The reason the “Safe Harbors” exist is to prevent a bankruptcy filing from creating systemic risk, which might happen if the swaps and derivatives counterparties were unable to escape the jaws of a bankruptcy court.  Swaps and Derivatives are regulated outside of bankruptcy courts, and the regulations have been bolstered sharply by Dodd Frank.

Scholars note that derivatives originated as an insurance against default and that the “Safe Harbors” did not pose a problem until the financial industry firms actually started filing Chapter 11 because they were speculating in these swaps and derivatives.  Thus, Lubben concludes that the “Safe Harbors” are not so disruptive unless debtors are financial firms.

There are good cases to be made for for the current treatment of swaps & derivatives in bankruptcy.  The Systemic Risk argument is a good one: if AIG was allowed to fail the systemic risk could have been enormous, costing swap counterparties $180 billion.  Also, how about certainty in bankruptcy courts?  The more judges use their 105(a) powers, the less ability one has in predicting what is a likely outcome in bankruptcy and the more room for human error.  I believe, as do many other very smart people, that the “Safe Harbors” should be upheld in bankruptcy courts.

Of course I could be convinced to the contrary.  The counterarguments, or arguments that the “Safe Harbors” are not necessary are numerous and may have merit.

One common argument brought up is the cherry-picking problem, whereby the Debtor is able to “cherry-pick” which contracts it wants to perform.  The problem with this argument, as it relates to the “safe harbor” provisions, is that a debtor can always choose which executory contracts to assume and which to assign, and which to reject in bankruptcy. Thus, this problem is not unique.

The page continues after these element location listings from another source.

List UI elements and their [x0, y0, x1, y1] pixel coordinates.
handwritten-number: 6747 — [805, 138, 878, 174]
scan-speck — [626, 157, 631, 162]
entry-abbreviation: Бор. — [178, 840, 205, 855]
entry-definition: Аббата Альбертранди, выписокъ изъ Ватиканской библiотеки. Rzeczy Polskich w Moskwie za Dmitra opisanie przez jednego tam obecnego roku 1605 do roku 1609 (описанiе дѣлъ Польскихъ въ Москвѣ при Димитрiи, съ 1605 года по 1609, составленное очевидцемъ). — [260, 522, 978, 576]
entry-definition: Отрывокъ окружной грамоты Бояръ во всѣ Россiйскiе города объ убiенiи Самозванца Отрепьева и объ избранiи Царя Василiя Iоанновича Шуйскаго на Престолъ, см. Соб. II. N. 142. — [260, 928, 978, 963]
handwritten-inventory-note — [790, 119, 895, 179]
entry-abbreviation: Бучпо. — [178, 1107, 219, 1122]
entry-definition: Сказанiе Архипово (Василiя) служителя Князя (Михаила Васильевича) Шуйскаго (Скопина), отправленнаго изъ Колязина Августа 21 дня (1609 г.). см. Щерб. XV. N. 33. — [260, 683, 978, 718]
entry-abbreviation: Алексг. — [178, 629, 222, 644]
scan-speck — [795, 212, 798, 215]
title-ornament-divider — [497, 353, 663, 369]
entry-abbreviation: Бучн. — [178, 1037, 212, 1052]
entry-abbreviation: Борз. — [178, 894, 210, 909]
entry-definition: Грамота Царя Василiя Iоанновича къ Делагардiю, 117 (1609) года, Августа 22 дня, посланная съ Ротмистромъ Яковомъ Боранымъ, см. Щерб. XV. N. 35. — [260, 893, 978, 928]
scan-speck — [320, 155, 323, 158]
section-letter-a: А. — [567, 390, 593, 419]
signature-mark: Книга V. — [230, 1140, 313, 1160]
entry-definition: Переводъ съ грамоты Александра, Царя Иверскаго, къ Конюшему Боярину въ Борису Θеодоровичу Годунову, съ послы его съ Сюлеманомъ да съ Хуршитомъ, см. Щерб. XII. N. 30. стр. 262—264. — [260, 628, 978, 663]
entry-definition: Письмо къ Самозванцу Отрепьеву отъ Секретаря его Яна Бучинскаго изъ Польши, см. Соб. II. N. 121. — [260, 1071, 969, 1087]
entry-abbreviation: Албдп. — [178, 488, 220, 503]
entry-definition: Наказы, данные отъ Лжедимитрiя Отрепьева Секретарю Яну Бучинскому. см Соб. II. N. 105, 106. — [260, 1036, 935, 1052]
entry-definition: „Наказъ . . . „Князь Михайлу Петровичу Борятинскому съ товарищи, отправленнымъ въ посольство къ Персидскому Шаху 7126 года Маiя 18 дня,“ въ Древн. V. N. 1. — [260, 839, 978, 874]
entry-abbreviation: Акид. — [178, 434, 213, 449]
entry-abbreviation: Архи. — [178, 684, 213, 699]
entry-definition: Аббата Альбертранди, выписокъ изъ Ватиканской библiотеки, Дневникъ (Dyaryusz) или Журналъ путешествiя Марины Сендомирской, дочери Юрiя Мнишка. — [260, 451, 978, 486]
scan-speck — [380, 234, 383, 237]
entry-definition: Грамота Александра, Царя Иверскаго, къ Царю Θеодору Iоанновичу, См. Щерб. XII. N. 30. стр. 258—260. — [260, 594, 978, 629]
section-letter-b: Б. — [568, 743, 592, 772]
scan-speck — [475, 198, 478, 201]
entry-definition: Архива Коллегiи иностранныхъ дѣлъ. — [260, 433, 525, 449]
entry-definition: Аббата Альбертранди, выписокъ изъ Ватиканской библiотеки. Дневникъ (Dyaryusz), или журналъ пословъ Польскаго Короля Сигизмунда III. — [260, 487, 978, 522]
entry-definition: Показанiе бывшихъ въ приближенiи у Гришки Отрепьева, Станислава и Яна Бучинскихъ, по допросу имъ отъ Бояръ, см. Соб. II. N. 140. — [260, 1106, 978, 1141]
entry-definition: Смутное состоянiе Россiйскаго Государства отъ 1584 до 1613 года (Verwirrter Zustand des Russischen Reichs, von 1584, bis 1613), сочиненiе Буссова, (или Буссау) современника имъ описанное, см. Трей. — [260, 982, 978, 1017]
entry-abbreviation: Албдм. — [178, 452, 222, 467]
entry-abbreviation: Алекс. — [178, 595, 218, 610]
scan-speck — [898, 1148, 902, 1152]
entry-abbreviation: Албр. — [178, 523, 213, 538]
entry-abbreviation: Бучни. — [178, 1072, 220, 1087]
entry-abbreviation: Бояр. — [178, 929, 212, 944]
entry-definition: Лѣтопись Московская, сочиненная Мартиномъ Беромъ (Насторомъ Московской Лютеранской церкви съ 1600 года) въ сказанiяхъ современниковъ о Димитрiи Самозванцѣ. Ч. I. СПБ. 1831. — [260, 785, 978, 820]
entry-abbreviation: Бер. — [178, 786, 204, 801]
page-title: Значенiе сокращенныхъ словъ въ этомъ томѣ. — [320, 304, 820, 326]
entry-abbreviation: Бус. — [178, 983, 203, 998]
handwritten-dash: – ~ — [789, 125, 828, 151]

I should probably continue this post and further develop my arguments in another post.

*$230 million would have paid off swap counterparties while the rest of the proceeds from the loan, $120 million, would go to the streetlights, the police, the razing of dilapidated properties and other city services that the residents of Detroit sorely need.

**I don’t really practice Bankruptcy Law, I just really like it.  I do currently have a pending securities litigation case as an adversary proceeding in New York’s Southern District.